- Status: Active
- Genre: Music
- Date: First Wednesday of July
- Frequency: Annual
- Venue: Folk Music Center
- Location: Siglufjörður
- Coordinates: 66°09′00″N 18°54′25″W﻿ / ﻿66.150°N 18.907°W
- Country: Iceland
- Years active: 2000–present
- Founder: Gunnsteinn Ólafsson
- Most recent: 2–6 July 2025
- Next event: 1–5 July 2026
- Website: Official website

= Folk music festival of Siglufjörður =

Annual music festival in Iceland

The Folk music festival of Siglufjörður is a five-day music event, founded in 2000 by Gunnsteinn Ólafsson and held annually at the Folk Music Center in Siglufjörður, Iceland. The festival commences on the first Wednesday of July every year and ends on Sunday.

The main focus of the event is on Icelandic and Scandinavian folk music as well as world music and folk dances. Concerts are held in different locations of the town, including the Herring Era Museum, and the festival includes a variety of workshops.
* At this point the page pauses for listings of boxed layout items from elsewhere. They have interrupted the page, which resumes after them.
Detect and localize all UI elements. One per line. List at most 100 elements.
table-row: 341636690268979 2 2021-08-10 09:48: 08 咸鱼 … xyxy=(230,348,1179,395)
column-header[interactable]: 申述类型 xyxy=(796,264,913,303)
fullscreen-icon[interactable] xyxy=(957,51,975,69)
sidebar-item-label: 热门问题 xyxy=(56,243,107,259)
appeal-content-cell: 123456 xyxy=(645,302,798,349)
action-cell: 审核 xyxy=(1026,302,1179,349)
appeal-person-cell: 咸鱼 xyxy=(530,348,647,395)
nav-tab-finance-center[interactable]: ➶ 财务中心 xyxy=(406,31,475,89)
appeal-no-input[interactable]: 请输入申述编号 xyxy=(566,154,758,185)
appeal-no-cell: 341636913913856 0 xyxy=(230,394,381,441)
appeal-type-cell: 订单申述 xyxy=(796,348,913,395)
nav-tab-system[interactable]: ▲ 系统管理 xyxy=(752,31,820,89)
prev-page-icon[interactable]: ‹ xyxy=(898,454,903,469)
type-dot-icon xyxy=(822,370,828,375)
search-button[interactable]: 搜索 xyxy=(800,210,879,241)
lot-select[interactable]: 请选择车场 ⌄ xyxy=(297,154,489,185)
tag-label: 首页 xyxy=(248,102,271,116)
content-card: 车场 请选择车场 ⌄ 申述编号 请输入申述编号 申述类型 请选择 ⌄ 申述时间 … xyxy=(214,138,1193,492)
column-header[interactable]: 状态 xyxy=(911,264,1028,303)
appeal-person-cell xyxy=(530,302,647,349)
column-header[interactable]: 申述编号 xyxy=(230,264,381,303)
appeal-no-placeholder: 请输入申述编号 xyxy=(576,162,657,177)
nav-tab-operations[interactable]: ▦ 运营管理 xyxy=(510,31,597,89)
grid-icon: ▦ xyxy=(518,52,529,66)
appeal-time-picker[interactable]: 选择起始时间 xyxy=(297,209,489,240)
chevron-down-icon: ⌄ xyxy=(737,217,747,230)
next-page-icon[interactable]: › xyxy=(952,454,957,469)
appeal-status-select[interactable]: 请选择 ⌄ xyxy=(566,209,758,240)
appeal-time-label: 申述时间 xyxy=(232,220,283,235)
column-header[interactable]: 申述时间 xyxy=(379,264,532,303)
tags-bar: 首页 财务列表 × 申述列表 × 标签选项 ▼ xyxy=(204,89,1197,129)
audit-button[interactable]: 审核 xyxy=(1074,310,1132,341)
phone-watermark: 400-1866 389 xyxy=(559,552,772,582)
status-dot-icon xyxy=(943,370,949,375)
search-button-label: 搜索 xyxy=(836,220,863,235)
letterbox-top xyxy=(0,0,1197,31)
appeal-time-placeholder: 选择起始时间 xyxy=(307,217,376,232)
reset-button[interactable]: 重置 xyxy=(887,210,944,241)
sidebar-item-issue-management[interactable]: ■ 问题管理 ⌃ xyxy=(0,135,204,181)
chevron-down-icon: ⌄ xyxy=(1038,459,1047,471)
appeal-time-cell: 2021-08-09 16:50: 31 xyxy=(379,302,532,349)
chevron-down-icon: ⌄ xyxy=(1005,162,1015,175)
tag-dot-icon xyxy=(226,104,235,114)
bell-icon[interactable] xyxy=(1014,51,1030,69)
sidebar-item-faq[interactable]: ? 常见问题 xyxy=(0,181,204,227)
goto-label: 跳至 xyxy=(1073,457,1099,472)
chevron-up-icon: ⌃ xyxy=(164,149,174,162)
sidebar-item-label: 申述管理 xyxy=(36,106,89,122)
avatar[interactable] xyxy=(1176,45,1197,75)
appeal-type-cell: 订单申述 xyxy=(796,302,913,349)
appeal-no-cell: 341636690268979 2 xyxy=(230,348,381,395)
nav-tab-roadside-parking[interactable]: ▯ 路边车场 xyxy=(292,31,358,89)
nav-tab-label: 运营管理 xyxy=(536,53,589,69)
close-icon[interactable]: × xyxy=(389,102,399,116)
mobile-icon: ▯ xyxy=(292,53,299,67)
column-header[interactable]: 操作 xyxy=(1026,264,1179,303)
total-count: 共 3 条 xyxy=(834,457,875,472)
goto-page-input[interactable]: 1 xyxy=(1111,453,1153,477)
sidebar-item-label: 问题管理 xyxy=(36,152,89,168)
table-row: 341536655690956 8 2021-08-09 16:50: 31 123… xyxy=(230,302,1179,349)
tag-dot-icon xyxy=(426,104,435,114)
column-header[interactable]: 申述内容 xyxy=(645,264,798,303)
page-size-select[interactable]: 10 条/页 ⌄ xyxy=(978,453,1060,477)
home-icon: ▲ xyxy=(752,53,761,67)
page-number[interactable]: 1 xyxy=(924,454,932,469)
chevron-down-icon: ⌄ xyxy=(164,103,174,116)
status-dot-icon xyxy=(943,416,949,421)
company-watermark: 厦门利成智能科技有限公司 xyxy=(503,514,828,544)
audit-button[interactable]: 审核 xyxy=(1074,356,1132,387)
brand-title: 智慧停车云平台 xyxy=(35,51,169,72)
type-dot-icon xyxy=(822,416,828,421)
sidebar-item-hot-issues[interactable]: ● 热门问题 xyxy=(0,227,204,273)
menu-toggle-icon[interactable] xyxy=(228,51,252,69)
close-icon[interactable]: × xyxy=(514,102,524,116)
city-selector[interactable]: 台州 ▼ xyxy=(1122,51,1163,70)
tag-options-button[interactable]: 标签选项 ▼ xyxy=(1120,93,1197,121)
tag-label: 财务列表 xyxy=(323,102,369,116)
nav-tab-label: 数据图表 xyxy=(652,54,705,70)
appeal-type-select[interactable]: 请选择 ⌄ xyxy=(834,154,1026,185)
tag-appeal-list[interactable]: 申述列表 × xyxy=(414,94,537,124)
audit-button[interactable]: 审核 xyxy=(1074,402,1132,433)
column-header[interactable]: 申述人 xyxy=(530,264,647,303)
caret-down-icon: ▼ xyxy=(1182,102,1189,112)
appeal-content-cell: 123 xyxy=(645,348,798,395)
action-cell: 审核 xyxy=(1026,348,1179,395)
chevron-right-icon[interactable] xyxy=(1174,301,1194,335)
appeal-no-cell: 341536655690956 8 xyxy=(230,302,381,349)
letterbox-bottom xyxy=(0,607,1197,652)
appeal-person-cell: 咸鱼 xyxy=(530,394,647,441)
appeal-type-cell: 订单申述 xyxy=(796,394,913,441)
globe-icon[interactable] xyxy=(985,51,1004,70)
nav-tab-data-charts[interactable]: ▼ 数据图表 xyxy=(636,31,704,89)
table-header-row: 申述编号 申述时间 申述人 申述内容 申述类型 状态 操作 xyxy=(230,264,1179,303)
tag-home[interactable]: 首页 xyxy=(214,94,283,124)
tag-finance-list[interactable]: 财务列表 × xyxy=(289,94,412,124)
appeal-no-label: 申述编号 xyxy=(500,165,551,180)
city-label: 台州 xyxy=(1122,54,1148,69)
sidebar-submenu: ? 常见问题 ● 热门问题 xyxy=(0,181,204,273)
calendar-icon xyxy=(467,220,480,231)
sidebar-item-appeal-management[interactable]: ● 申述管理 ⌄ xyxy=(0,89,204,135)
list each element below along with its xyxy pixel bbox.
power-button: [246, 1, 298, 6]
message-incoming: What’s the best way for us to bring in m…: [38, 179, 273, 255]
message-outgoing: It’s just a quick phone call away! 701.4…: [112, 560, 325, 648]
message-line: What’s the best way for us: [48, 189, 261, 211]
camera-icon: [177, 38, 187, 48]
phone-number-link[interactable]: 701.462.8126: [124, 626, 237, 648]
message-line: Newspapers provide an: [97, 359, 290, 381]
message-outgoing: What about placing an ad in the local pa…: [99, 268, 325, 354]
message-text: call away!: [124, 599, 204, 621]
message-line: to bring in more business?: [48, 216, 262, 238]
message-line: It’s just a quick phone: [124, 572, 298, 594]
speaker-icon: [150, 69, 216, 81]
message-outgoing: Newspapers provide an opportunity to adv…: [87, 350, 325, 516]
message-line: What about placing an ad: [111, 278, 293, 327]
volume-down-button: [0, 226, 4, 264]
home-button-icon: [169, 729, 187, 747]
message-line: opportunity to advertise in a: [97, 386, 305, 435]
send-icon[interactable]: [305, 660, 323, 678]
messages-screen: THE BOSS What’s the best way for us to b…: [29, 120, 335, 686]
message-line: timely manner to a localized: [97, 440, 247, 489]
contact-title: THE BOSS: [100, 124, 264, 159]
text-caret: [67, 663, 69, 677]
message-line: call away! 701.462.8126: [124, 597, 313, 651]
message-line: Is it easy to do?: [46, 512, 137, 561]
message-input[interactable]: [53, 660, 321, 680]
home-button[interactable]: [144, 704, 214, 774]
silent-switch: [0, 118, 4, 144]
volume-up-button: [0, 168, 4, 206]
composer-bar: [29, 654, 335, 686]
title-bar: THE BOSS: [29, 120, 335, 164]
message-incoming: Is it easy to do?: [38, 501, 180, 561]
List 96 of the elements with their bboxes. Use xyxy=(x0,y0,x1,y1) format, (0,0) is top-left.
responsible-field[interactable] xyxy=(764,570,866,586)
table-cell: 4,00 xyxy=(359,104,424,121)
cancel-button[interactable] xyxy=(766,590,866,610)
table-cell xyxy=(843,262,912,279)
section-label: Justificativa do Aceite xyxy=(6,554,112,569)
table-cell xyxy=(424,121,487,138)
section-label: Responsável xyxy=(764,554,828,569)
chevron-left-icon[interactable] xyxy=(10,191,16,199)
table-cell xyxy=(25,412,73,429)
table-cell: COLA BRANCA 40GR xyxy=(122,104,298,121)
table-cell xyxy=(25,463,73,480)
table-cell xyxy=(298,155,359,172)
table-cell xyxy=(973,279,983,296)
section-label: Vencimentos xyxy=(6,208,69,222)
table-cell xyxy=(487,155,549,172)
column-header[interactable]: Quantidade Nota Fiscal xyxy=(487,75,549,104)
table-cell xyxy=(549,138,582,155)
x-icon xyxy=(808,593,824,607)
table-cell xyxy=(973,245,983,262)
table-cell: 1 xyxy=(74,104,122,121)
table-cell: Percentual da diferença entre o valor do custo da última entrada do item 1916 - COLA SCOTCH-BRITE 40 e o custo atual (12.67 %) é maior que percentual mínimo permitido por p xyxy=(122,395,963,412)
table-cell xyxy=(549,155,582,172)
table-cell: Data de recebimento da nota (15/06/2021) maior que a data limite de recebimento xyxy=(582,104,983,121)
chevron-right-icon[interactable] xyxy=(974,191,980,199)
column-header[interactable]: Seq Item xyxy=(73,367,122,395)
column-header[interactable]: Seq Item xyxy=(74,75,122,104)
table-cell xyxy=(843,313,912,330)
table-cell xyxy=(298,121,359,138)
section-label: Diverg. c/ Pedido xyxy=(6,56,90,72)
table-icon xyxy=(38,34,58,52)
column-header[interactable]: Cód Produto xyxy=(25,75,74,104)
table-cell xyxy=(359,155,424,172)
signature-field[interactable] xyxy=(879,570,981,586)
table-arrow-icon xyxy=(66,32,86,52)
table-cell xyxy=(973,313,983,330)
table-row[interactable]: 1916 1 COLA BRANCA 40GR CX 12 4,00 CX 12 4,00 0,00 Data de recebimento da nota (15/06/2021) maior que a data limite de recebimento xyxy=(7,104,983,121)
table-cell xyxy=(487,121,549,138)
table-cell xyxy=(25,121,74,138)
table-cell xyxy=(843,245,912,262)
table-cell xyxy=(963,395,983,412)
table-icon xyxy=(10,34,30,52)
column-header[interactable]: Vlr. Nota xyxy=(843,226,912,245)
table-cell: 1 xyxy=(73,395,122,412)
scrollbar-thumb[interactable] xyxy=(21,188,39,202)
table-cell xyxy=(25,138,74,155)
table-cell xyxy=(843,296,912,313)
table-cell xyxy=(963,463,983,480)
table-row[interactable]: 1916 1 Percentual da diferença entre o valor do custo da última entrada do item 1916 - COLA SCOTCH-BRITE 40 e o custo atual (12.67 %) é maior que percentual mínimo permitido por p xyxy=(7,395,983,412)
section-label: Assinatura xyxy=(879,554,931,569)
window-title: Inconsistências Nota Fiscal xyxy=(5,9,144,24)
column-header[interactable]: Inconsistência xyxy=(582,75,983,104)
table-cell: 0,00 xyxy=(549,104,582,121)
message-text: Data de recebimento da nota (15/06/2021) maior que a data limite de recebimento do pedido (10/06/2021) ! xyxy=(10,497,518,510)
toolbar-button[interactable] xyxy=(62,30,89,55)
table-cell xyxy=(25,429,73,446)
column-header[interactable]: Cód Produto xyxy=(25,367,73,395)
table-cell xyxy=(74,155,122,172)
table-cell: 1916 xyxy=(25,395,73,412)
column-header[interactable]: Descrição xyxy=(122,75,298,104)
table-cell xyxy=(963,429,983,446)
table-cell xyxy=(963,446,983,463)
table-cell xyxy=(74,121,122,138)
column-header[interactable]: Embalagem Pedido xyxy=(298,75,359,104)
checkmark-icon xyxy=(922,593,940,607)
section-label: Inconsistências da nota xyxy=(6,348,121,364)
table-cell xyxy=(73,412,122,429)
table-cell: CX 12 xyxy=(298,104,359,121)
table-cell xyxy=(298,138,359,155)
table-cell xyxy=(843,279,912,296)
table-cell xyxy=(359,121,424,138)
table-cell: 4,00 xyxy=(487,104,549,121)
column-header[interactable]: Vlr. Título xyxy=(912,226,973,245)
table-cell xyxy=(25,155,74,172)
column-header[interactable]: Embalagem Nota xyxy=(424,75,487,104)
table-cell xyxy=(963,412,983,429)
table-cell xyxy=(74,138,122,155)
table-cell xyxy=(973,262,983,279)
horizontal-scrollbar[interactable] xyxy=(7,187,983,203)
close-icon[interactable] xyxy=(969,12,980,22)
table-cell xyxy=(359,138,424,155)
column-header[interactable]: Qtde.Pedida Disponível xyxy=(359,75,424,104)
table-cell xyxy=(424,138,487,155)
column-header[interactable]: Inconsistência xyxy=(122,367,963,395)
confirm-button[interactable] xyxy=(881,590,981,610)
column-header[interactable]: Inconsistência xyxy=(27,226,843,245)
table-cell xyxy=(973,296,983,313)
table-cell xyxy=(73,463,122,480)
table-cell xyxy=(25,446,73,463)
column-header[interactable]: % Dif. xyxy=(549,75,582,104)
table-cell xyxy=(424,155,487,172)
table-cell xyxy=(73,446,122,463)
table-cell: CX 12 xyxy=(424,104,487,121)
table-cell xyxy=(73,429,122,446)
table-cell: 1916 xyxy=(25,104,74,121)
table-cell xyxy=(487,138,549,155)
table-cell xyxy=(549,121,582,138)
The Folk Music Center of Siglufjörður also organizes a folk music academy in conjunction with the University of Iceland, to coincide with the festival. The academy's focus includes Icelandic folk dance; local traditional and folk music, including rimur, tvisöngur, and children's rhymes; and psalms.

==History==
The first festival, an idea conceived by local conductor Gunnsteinn Ólafsson in 2000, was organized by the Folk Music Center in Siglufjörður as well as the Icelandic capital of Reykjavík, in partnership with the Herring Era Museum and the Siglufjörður church.

==Awards==
In 2005, the festival received the Eyrarrósin award, a trophy sculpted by Steinunn Thorarinsdottir, for outstanding cultural achievement in rural areas.